Bang! The lightning smacks the sky right above our heads. There are few times in my life I've experienced lightening and thunder in perfect synchronization before, and even fewer times that I've experienced either lightening or thunder in Taiwan; it's always raining and never storming here. Just as the lightening strikes, there's a heavy sheet of rain that starts pouring down on us, and the palm trees start dancing madly. My scooter helmet doesn't have a visor and the rain drives at a steep angle into my eyes. I close them and wait until I've been driven safely home.
The rain stops as quickly as it started, so that when we get home we are soaked and there's no longer any precipitation to blame it on.
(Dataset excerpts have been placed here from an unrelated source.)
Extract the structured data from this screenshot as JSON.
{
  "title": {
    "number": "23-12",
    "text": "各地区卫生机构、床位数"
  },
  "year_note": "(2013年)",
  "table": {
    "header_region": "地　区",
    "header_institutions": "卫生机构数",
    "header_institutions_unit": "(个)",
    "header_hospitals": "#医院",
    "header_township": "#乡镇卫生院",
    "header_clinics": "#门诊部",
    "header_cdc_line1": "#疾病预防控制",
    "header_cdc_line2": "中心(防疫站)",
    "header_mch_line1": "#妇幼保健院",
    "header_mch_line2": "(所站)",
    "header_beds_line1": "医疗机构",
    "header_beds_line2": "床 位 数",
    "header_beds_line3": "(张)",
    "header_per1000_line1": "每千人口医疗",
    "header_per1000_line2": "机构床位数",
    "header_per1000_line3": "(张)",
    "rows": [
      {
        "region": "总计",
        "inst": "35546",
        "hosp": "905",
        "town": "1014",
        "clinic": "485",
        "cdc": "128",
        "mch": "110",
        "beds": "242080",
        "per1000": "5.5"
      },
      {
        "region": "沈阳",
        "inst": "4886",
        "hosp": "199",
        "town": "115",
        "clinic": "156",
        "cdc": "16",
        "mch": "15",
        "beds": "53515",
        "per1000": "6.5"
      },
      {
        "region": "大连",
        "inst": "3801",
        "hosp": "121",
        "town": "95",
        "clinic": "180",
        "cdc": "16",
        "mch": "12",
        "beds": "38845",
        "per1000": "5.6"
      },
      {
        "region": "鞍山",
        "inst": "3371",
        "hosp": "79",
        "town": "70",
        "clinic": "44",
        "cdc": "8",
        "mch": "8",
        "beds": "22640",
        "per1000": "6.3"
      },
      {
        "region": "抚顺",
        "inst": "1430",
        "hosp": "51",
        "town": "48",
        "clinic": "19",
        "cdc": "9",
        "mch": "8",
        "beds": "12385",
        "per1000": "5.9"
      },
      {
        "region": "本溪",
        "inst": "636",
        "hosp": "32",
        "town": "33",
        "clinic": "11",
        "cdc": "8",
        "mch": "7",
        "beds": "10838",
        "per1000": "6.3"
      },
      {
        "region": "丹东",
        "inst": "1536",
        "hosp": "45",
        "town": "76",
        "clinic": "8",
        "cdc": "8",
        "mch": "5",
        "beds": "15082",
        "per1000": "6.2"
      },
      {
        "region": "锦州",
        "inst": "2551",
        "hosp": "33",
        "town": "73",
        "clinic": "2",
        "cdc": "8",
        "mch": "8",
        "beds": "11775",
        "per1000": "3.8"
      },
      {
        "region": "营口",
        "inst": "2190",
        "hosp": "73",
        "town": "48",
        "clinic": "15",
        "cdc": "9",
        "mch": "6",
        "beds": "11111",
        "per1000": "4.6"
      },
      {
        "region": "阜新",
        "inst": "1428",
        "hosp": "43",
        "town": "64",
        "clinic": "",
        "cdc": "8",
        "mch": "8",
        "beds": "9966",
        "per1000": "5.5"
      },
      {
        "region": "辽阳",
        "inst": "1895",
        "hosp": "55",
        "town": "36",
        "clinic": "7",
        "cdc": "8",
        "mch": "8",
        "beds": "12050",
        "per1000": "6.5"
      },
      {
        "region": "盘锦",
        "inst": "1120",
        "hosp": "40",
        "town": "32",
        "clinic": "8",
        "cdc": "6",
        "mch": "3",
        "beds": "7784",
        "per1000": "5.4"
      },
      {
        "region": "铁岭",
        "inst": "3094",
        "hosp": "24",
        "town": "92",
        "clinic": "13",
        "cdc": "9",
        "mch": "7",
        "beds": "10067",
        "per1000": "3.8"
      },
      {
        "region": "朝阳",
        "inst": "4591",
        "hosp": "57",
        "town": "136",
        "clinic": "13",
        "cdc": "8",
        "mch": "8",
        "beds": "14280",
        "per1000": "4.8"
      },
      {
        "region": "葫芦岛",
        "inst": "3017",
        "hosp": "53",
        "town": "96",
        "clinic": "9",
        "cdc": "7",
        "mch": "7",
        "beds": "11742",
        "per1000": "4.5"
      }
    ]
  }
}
I change into PJ's, grab a book, and heat up some tea. Although I had planned to travel to an island during these last few days off, I don't mind the storm. I am no different from when I was a child and the electricity went out: we would light candles, watch the storm from the porch, play games and hear stories. It was an adventure in its own right, and I was all excitement.
So I sit and read and sip tea, warm and dry with a kitten on my lap, and I think of how blessed I am. God has been so good to me here in Taiwan, just like He was good to me back in America. Just like I've seen Him bless people here and there, good and bad, believers and unbelievers ("the sun shines on the godly and ungodly"). He does so much more, far beyond what a "good God" needs to do. What I mean is I think He doesn't need to be this good to us, He just wants to be. God would still be "good" even if we are starving on the streets, even if like Job we lose everything and don't know the reason why. Anything more than that is simply His bountiful grace. Am I right? Either way, I know I owe all this to God. So thank you, God, for being so good to all of us!
Don't be concerned for me; Chiayi is a safe distance from the coast and our biggest threat is flooding. But please pray for the people on the coast, as well as in Japan who will get one of the typhoons after us.